Thursday, January 15, 2015

Ready for wolf hunting after the verdict – Swedish newspaper Svenska Dagbladet

Ready for wolf hunting after the verdict – Swedish newspaper Svenska Dagbladet

After a legal process came the decision of the Appeal which gave the green light to hunt.

– Many will go out and start chasing tomorrow (Friday). It should come snow last night which makes it easier to track, says Gunnar Gløersen, carnivore manager at Swedish Association for Hunting and jaktvårdskonsulent in Värmland.

He thinks it is good that the judgment states that it is compatible with EU legal principles to allow the provincial government to take a decision then just go to appeal to an authority, in this case, the Environmental Protection Agency.

– The door is closed for smaller organizations and groups to pursue issues to court absurdity, he says .

But the World Wildlife Fund (WWF) hopes that the EU will act.

– We wish to take hold of this and organizes it up, legally.
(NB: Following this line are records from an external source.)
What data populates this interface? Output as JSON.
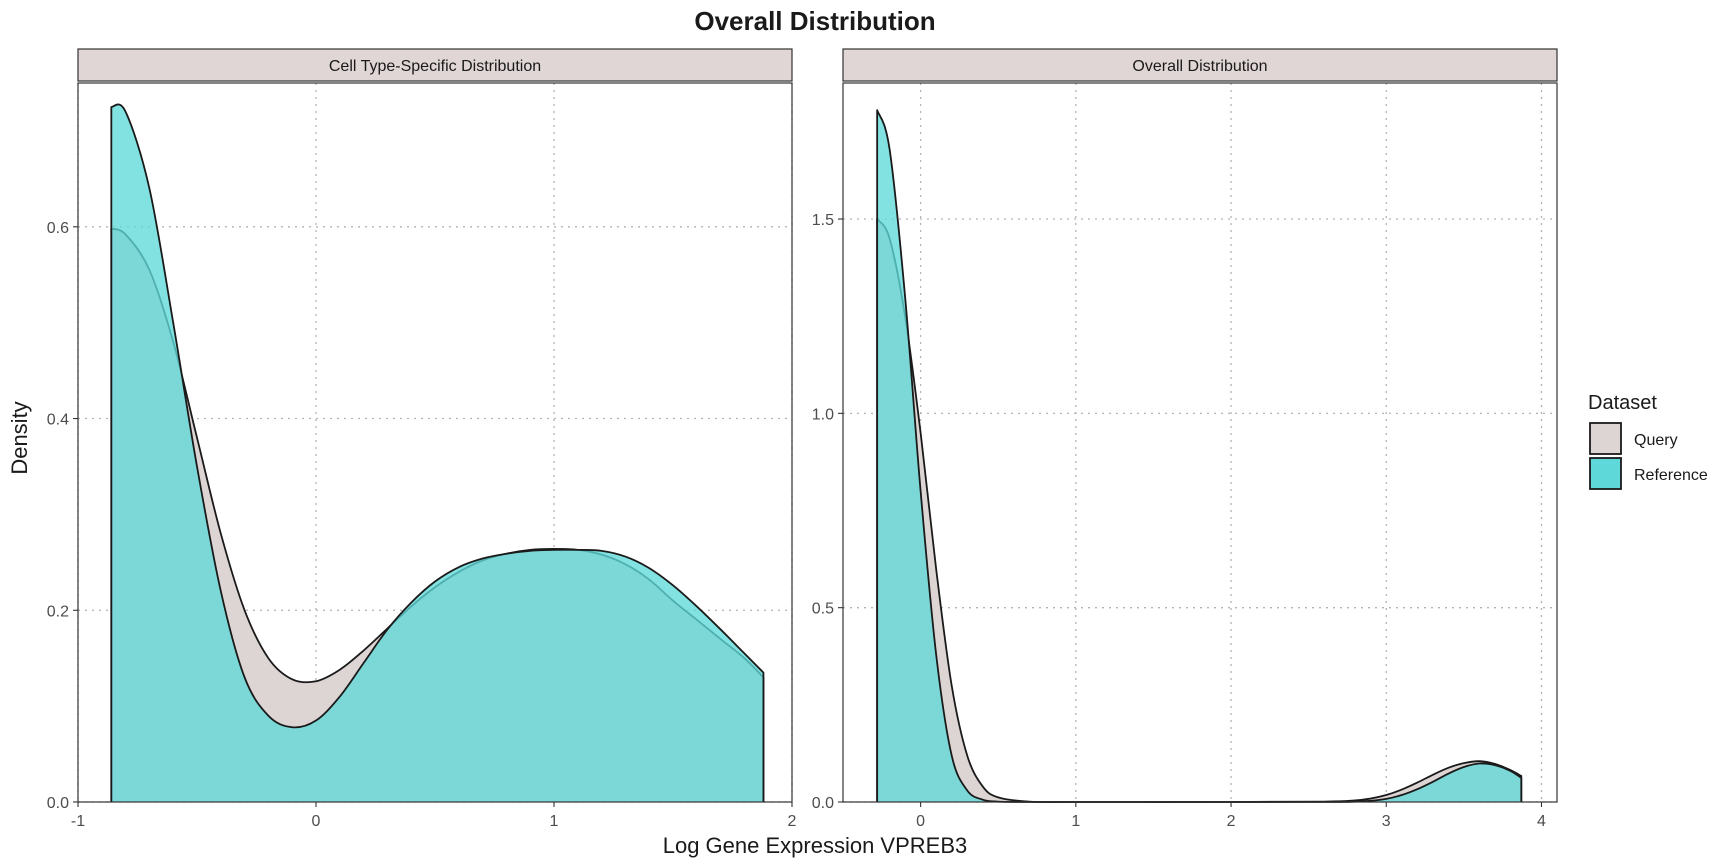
{
  "colors": {
    "query": "#DDD5D3",
    "reference": "#5FD8D9",
    "strip_background": "#E0D6D5"
  },
  "chart_data": {
    "type": "area",
    "title": "Overall Distribution",
    "xlabel": "Log Gene Expression VPREB3",
    "ylabel": "Density",
    "grid": true,
    "legend": {
      "title": "Dataset",
      "placement": "right",
      "entries": [
        "Query",
        "Reference"
      ]
    },
    "panels": [
      {
        "strip": "Cell Type-Specific Distribution",
        "xlim": [
          -1,
          2
        ],
        "ylim": [
          0,
          0.75
        ],
        "x_ticks": [
          -1,
          0,
          1,
          2
        ],
        "x_tick_labels": [
          "-1",
          "0",
          "1",
          "2"
        ],
        "y_ticks": [
          0,
          0.2,
          0.4,
          0.6
        ],
        "y_tick_labels": [
          "0.0",
          "0.2",
          "0.4",
          "0.6"
        ],
        "series": [
          {
            "name": "Query",
            "x": [
              -0.86,
              -0.8,
              -0.7,
              -0.6,
              -0.5,
              -0.4,
              -0.3,
              -0.2,
              -0.1,
              0.0,
              0.1,
              0.2,
              0.3,
              0.4,
              0.5,
              0.6,
              0.7,
              0.8,
              0.9,
              1.0,
              1.1,
              1.2,
              1.3,
              1.4,
              1.5,
              1.6,
              1.7,
              1.8,
              1.88
            ],
            "values": [
              0.598,
              0.592,
              0.555,
              0.48,
              0.38,
              0.28,
              0.2,
              0.15,
              0.128,
              0.126,
              0.138,
              0.158,
              0.181,
              0.204,
              0.224,
              0.24,
              0.252,
              0.259,
              0.263,
              0.264,
              0.263,
              0.258,
              0.248,
              0.232,
              0.21,
              0.19,
              0.17,
              0.15,
              0.13
            ]
          },
          {
            "name": "Reference",
            "x": [
              -0.86,
              -0.8,
              -0.7,
              -0.6,
              -0.5,
              -0.4,
              -0.3,
              -0.2,
              -0.1,
              0.0,
              0.1,
              0.2,
              0.3,
              0.4,
              0.5,
              0.6,
              0.7,
              0.8,
              0.9,
              1.0,
              1.1,
              1.2,
              1.3,
              1.4,
              1.5,
              1.6,
              1.7,
              1.8,
              1.88
            ],
            "values": [
              0.725,
              0.72,
              0.64,
              0.5,
              0.35,
              0.22,
              0.13,
              0.09,
              0.078,
              0.085,
              0.11,
              0.145,
              0.18,
              0.208,
              0.23,
              0.245,
              0.254,
              0.259,
              0.262,
              0.263,
              0.263,
              0.262,
              0.256,
              0.244,
              0.226,
              0.204,
              0.18,
              0.155,
              0.135
            ]
          }
        ]
      },
      {
        "strip": "Overall Distribution",
        "xlim": [
          -0.5,
          4.1
        ],
        "ylim": [
          0,
          1.85
        ],
        "x_ticks": [
          0,
          1,
          2,
          3,
          4
        ],
        "x_tick_labels": [
          "0",
          "1",
          "2",
          "3",
          "4"
        ],
        "y_ticks": [
          0,
          0.5,
          1.0,
          1.5
        ],
        "y_tick_labels": [
          "0.0",
          "0.5",
          "1.0",
          "1.5"
        ],
        "series": [
          {
            "name": "Query",
            "x": [
              -0.28,
              -0.2,
              -0.1,
              0.0,
              0.1,
              0.2,
              0.3,
              0.4,
              0.5,
              0.7,
              1.0,
              2.0,
              2.6,
              2.8,
              2.9,
              3.0,
              3.1,
              3.2,
              3.3,
              3.4,
              3.5,
              3.6,
              3.7,
              3.8,
              3.87
            ],
            "values": [
              1.5,
              1.45,
              1.25,
              0.95,
              0.6,
              0.3,
              0.12,
              0.04,
              0.012,
              0.001,
              0.0,
              0.0,
              0.001,
              0.004,
              0.009,
              0.018,
              0.032,
              0.05,
              0.07,
              0.088,
              0.1,
              0.105,
              0.098,
              0.082,
              0.067
            ]
          },
          {
            "name": "Reference",
            "x": [
              -0.28,
              -0.2,
              -0.1,
              0.0,
              0.1,
              0.2,
              0.3,
              0.4,
              0.5,
              0.7,
              1.0,
              2.0,
              2.6,
              2.8,
              2.9,
              3.0,
              3.1,
              3.2,
              3.3,
              3.4,
              3.5,
              3.6,
              3.7,
              3.8,
              3.87
            ],
            "values": [
              1.78,
              1.68,
              1.3,
              0.8,
              0.38,
              0.12,
              0.03,
              0.006,
              0.001,
              0.0,
              0.0,
              0.0,
              0.0,
              0.001,
              0.003,
              0.008,
              0.018,
              0.033,
              0.052,
              0.073,
              0.09,
              0.099,
              0.095,
              0.08,
              0.062
            ]
          }
        ]
      }
    ]
  }
}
We want order, then you can have wolf hunting. But the laws that are to be followed, not bypassed, says WWF’s predator expert Tom Arnbom.

The court has not acted so much about wolves.

– There is a strict legal question. We have not been inside and tried wolf hunting as such, says Lennart Berglund who is kammarrättsråd in Gothenburg.

It started in the counties of Värmland, Örebro and Dalarna County, where the green light for license hunting for a total of 44 wolves were given.

The decision was appealed to the Environmental Protection Agency, which stopped the hunt in Dalarna, but gave the go-ahead in the other two counties.

An association turned to the administrative court in Karlstad and questioned whether the appeal prohibition contained in the Swedish hunting regulation was compatible with EU law.

The Administrative Court took an inhibition decisions and hunt for 24 wolves in Värmland and 12 in Örebro stopped.

That decision was appealed in turn by, among others Hunters Association.

With Thursday’s judgment, the Appeal held that a decision of the provincial government, which appealed to the Environmental Protection Agency, in turn, should not go to appeal.

The judgment of the Appeal can be appealed to the Supreme Administrative Court.